B.6.5. La Région de Bruxelles-Capitale n'est en revanche pas compétente pour régler la matière de l'enseignement dans la région bilingue de Bruxelles-Capitale.
B.6.6. L'article 4 de la loi spéciale du 8 août 1980 de réformes institutionnelles dispose : « Les matières culturelles visées à l'article 127, § 1er, [alinéa 1er,] 1°, de la Constitution sont : [...] 3° Les beaux-arts; [...] 8° L'éducation permanente et l'animation culturelle;9° L'éducation physique, les sports et la vie en plein air;10° Les loisirs; [...] 13° La formation artistique; [...] ».
B.6.7. Sur la base de l'article 4 de la loi spéciale du 8 août 1980, les communautés sont exclusivement compétentes en ce qui concerne les matières culturelles. Le Constituant et le législateur spécial, dans la mesure où ils n'en disposent pas autrement, ont attribué aux communautés et aux régions toute la compétence d'édicter les règles propres aux matières qui leur ont été transférées et ce, sans préjudice de leur recours, au besoin, à l'article 10 de la loi spéciale du 8 août 1980. Sauf dispositions contraires, le législateur spécial a transféré aux communautés et aux régions l'ensemble de la politique relative aux matières qu'il a attribuées.
Les matières culturelles précitées doivent être déterminées en tenant compte des précisions mentionnées dans les travaux préparatoires de l'article 127 de la Constitution (l'ancien article 59bis de la Constitution), de même que de la loi du 21 juillet 1971 « relative à la compétence et au fonctionnement des conseils culturels pour la Communauté culturelle française et pour la Communauté culturelle néerlandaise » et de la loi spéciale du 8 août 1980.
Ainsi, il a été précisé que la notion de « beaux-arts » mentionnée à l'article 4, 3°, ne peut être interprétée de manière limitative : elle comprend notamment la musique, le théâtre, le cinéma, le ballet, les arts plastiques et la littérature (Doc. parl., Sénat, 1969-1970, n° 402, pp. 25-26; Doc. parl., Sénat, 1970-1971, n° 400, p. 4). Les arts amateurs relèvent également de cette matière (CE, avis n° 30.358/1/V du 7 septembre 2000, Doc. parl., Parlement flamand, 2000-2001, n° 482/1, p. 33).

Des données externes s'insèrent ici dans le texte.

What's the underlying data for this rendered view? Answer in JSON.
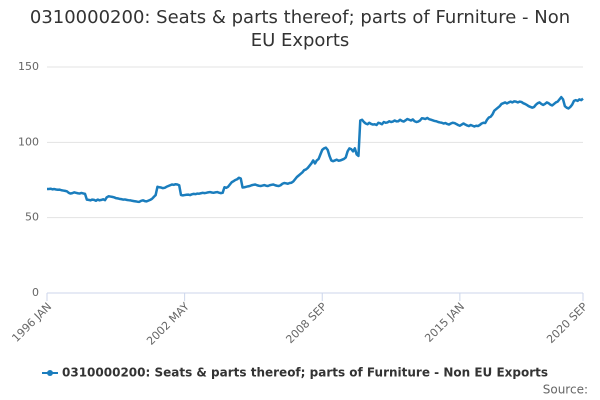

La compétence attribuée par l'article 4, 8°, en matière d'« éducation permanente et [d']animation culturelle » comprend « tout ce qui contribue à l'épanouissement culturel des adultes au sens large comme les associations créées par la libre initiative des citoyens, les conférences, les cours, les institutions de formation familiale, sociale et civique, l'organisation du développement communautaire, mais à l'exclusion de l'enseignement au sens traditionnel » (Doc. parl., Sénat, 1970-1971, n° 400, p. 6).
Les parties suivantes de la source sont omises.